- Interactive map of East Coast Grill

Restaurant information
- Established: 1985
- Closed: 2017
- Previous owner: Chris Schlesinger
- Location: 1271 Cambridge Street, Cambridge, Middlesex, Massachusetts, 02139, United States
- Coordinates: 42°22′26.71″N 71°5′47.67″W﻿ / ﻿42.3740861°N 71.0965750°W

= East Coast Grill =

Defunct restaurant in Cambridge, Massachusetts

East Coast Grill & Raw Bar, commonly known as East Coast Grill, was a seafood and barbecue restaurant in the Inman Square neighborhood of Cambridge, Massachusetts. It was opened by Chris Schlesinger in 1985. The restaurant was famous for their annual Hell Night which focused on super-spicy foods.

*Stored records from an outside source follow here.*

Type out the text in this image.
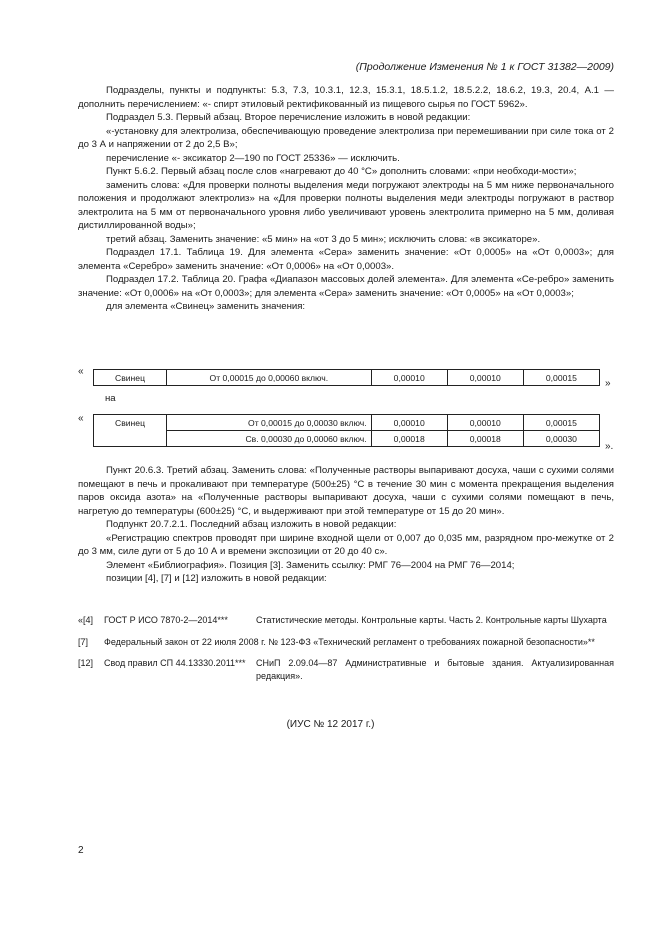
(Продолжение Изменения № 1 к ГОСТ 31382—2009)

Подразделы, пункты и подпункты: 5.3, 7.3, 10.3.1, 12.3, 15.3.1, 18.5.1.2, 18.5.2.2, 18.6.2, 19.3, 20.4, А.1 — дополнить перечислением: «- спирт этиловый ректификованный из пищевого сырья по ГОСТ 5962».

Подраздел 5.3. Первый абзац. Второе перечисление изложить в новой редакции:

«-установку для электролиза, обеспечивающую проведение электролиза при перемешивании при силе тока от 2 до 3 А и напряжении от 2 до 2,5 В»;

перечисление «- эксикатор 2—190 по ГОСТ 25336» — исключить.

Пункт 5.6.2. Первый абзац после слов «нагревают до 40 °С» дополнить словами: «при необходи-мости»;

заменить слова: «Для проверки полноты выделения меди погружают электроды на 5 мм ниже первоначального положения и продолжают электролиз» на «Для проверки полноты выделения меди электроды погружают в раствор электролита на 5 мм от первоначального уровня либо увеличивают уровень электролита примерно на 5 мм, доливая дистиллированной воды»;

третий абзац. Заменить значение: «5 мин» на «от 3 до 5 мин»; исключить слова: «в эксикаторе».

Подраздел 17.1. Таблица 19. Для элемента «Сера» заменить значение: «От 0,0005» на «От 0,0003»; для элемента «Серебро» заменить значение: «От 0,0006» на «От 0,0003».

Подраздел 17.2. Таблица 20. Графа «Диапазон массовых долей элемента». Для элемента «Се-ребро» заменить значение: «От 0,0006» на «От 0,0003»; для элемента «Сера» заменить значение: «От 0,0005» на «От 0,0003»;

для элемента «Свинец» заменить значения:

«
Свинец	От 0,00015 до 0,00060 включ.	0,00010	0,00010	0,00015
»
на
«	Свинец	От 0,00015 до 0,00030 включ.	0,00010	0,00010	0,00015
	Св. 0,00030 до 0,00060 включ.	0,00018	0,00018	0,00030
».

Пункт 20.6.3. Третий абзац. Заменить слова: «Полученные растворы выпаривают досуха, чаши с сухими солями помещают в печь и прокаливают при температуре (500±25) °С в течение 30 мин с момента прекращения выделения паров оксида азота» на «Полученные растворы выпаривают досуха, чаши с сухими солями помещают в печь, нагретую до температуры (600±25) °С, и выдерживают при этой температуре от 15 до 20 мин».

Подпункт 20.7.2.1. Последний абзац изложить в новой редакции:

«Регистрацию спектров проводят при ширине входной щели от 0,007 до 0,035 мм, разрядном про-межутке от 2 до 3 мм, силе дуги от 5 до 10 А и времени экспозиции от 20 до 40 с».

Элемент «Библиография». Позиция [3]. Заменить ссылку: РМГ 76—2004 на РМГ 76—2014;

позиции [4], [7] и [12] изложить в новой редакции:

«[4]	ГОСТ Р ИСО 7870-2—2014***	Статистические методы. Контрольные карты. Часть 2. Контрольные карты Шухарта
[7]	Федеральный закон от 22 июля 2008 г. № 123-ФЗ «Технический регламент о требованиях пожарной безопасности»**
[12]	Свод правил СП 44.13330.2011***	СНиП 2.09.04—87 Административные и бытовые здания. Актуализированная редакция».
(ИУС № 12 2017 г.)
2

The restaurant was sold in 2012 to James Lozano, executive chef Jason Herd, and general manager Robin Greenspan. It closed permanently in 2017. The staff at the restaurant included Andy Husbands and Tony Maws

==Legacy==
The restaurant was important for Boston's dining scene, according to one review, the dining scene in the city was “fancy, pricey and …a tad stodgy … (but East Coast Grill) managed to change the course of Boston’s dining future.”

==Television==
The restaurant was featured on Season 1, episode 8 of Man v. Food. It was also featured in his show Amazing Eats and on season 12 of Food Paradise.

==Hell Night==
Schlesinger called Hell Night a “Boston institution.”. In 2011, an ambulance had to be called for a diner who passed out from the food. People who participated had to sign a Liability waiver.